A disappointing story from Kress. It’s a YA story with a teenage protagonist, and it fairly breezes through in traditional YA style. Not only is young Zed (incorrectly called Zack in one paragraph!) a teen and therefore in need of having a lot of stuff spelt out to him, but he’s from the backwoods, so is even less aware of what is happening, so the reader of the story can have everything laid out quite simply.

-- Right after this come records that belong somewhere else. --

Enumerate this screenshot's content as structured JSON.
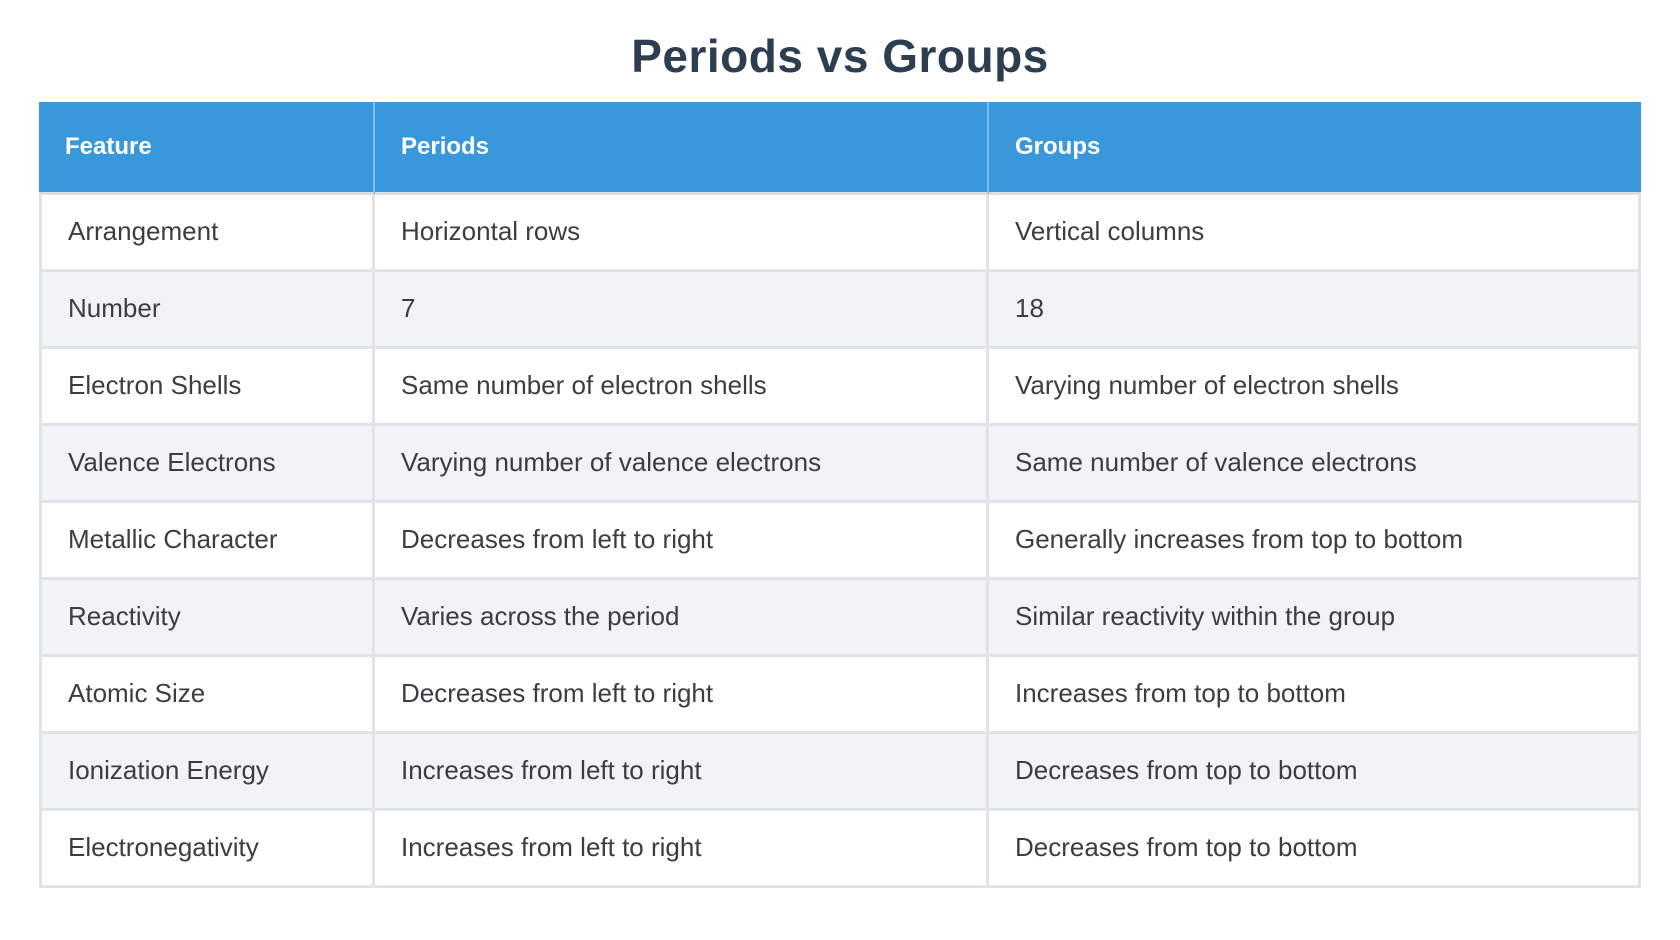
{
  "title": "Periods vs Groups",
  "chart_data": {
    "type": "table",
    "title": "Periods vs Groups",
    "columns": [
      "Feature",
      "Periods",
      "Groups"
    ],
    "rows": [
      [
        "Arrangement",
        "Horizontal rows",
        "Vertical columns"
      ],
      [
        "Number",
        "7",
        "18"
      ],
      [
        "Electron Shells",
        "Same number of electron shells",
        "Varying number of electron shells"
      ],
      [
        "Valence Electrons",
        "Varying number of valence electrons",
        "Same number of valence electrons"
      ],
      [
        "Metallic Character",
        "Decreases from left to right",
        "Generally increases from top to bottom"
      ],
      [
        "Reactivity",
        "Varies across the period",
        "Similar reactivity within the group"
      ],
      [
        "Atomic Size",
        "Decreases from left to right",
        "Increases from top to bottom"
      ],
      [
        "Ionization Energy",
        "Increases from left to right",
        "Decreases from top to bottom"
      ],
      [
        "Electronegativity",
        "Increases from left to right",
        "Decreases from top to bottom"
      ]
    ],
    "layout_hints": {
      "header_position": "top",
      "zebra_striping": true,
      "grid": true
    }
  },
  "colors": {
    "header_bg": "#3898db",
    "header_text": "#ffffff",
    "title_text": "#2c3e50",
    "cell_text": "#3a3e44",
    "row_bg": "#ffffff",
    "row_alt_bg": "#f0f4f8",
    "border": "#e0e3e7",
    "page_bg": "#ffffff"
  }
}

What is happening is potentially interesting, but not ground-breaking. Aliens have invaded Earth and are living in domes (some 40 years since I read John Christopher’s tripods trilogy with this setup!). That invasion was supported by them turning up in orbit and removing all of humanity’s major urban capitals (with an ability to do so at the click of a virtual finger – the YA story enables things like this to happen without any question). And the crux of the story is an ethical dilemma, which is clearly spelt out – the aliens say they did this to save humanity from itself (due to climate change and overpopulation). So what this suffering of a lot of people worth it for the greater good of humanity as a whole.
And young Zack, as is oft the case, is a special young man, and is able to ‘far-see’ which enables him to solve some conundrums, and set humanity free from the yoke of its oppressors. For better or worse.
So if you’re a teacher of 12/13 year olds and want a story for them to read to address issues of climate change, then this is the story for you. But I wouldn’t personally see it as a story for Asimovs.
Interestingly this story is by way of a follow-up to ‘A Kindness of Strangers’ in Lou Anderss ‘Fast Forward 2’ from 2008 review here, which I noted was ‘Classic Kress’. Now that story had an adult protagonist, and the quick summary I provided then suggests that story featured adult concerns and actions, rather than teen concerns and actions.